"I don't know what you were, but I don't think you can have changed much. You no doubt have suffered too, but not as he has done."
"Oh, as for that, I have done very well. I think I'll go to bed now. The riding makes me so sleepy."
CHAPTER LIV.
THE CLERICAL COMMISSION.
It was at last arranged that the five clergymen selected should meet at Dr. Tempest's house in Silverbridge to make inquiry and report to the bishop whether the circumstances connected with the cheque for twenty pounds were of such a nature as to make it incumbent on him to institute proceedings against Mr. Crawley in the Court of Arches. Dr. Tempest had acted upon the letter which he had received from the bishop, exactly as though there had been no meeting at the palace, no quarrel to the death between him and Mrs. Proudie. He was a prudent man, gifted with the great power of holding his tongue, and had not spoken a word, even to his wife, of what had occurred. After such a victory our old friend the archdeacon would have blown his own trumpet loudly among his friends. Plumstead would have heard of it instantly, and the pæan would have been sung out in the neighbouring parishes of Eiderdown, Stogpingum, and St. Ewolds. The high-street of Barchester would have known of it, and the very bedesmen in Hiram's Hospital would have told among themselves the terrible discomfiture of the bishop and his lady. But Dr. Tempest spoke no word of it to anybody. He wrote letters to the two clergymen named by the bishop, and himself selected two others out of his own rural deanery, and suggested to them all a day at which a preliminary meeting should be held at his own house. The two who were invited by him were Mr. Oriel, the rector of Greshamsbury, and Mr. Robarts, the vicar of Framley. They all assented to the proposition, and on the day named assembled themselves at Silverbridge.

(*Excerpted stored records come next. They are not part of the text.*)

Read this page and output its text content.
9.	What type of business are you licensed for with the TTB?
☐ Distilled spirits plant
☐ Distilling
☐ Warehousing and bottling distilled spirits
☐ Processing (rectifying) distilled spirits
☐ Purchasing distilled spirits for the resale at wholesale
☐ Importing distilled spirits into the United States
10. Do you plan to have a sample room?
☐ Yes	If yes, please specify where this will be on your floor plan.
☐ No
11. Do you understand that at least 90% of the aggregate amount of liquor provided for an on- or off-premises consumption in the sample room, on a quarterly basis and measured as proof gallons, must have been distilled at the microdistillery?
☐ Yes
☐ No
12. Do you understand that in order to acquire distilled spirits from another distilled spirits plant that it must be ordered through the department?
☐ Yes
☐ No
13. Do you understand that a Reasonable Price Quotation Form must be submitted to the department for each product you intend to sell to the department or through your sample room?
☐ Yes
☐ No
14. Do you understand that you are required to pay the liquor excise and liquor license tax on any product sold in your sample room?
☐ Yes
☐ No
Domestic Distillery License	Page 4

It was now April, and the judges were to come into Barchester before the end of the month. What then could be the use of this ecclesiastical inquiry exactly at the same time? Men and women declared that it was a double prosecution, and that a double prosecution for the same offence was a course of action opposed to the feelings and traditions of the country. Miss Anne Prettyman went so far as to say that it was unconstitutional, and Mary Walker declared that no human being except Mrs. Proudie would ever have been guilty of such cruelty. "Don't tell me about the bishop, John," she said; "the bishop is a cypher." "You may be sure Dr. Tempest would not have a hand in it if it were not right," said John Walker. "My dear Mr. John," said Miss Anne Prettyman, "Dr. Tempest is as hard as a bar of iron, and always was. But I am surprised that Mr. Robarts should take a part in it."
In the meantime, at the palace, Mrs. Proudie had been reduced to learn what was going on from Mr. Thumble. The bishop had never spoken a word to her respecting Mr. Crawley since that terrible day on which Dr. Tempest had witnessed his imbecility,—having absolutely declined to answer when his wife had mentioned the subject. "You won't speak to me about it, my dear?" she had said to him, when he had thus declined, remonstrating more in sorrow than in anger. "No; I won't," the bishop had replied; "there has been a great deal too much talking about it. It has broken my heart already, I know." These were very bad days in the palace. Mrs. Proudie affected to be satisfied with what was being done. She talked to Mr. Thumble about Mr. Crawley and the cheque, as though everything were arranged quite to her satisfaction,—as though everything, indeed, had been arranged by herself. But everybody about the house could see that the manner of the woman was altogether altered. She was milder than usual with the servants and was almost too gentle in her usage of her husband. It seemed as though something had happened to frighten her and break her spirit, and it was whispered about through the palace that she was afraid that the bishop was dying. As for him, he hardly left his own sitting-room in these days, except when he joined the family at breakfast and at dinner. And in his study he did little or nothing. He would smile when his chaplain went to him, and give some trifling verbal directions; but for days he scarcely ever took a pen in his hands, and though he took up many books he read hardly a page. How often he told his wife in those days that he was broken-hearted, no one but his wife ever knew.
"What has happened that you should speak like that?" she said to him once. "What has broken your heart?"
"You," he replied. "You; you have done it."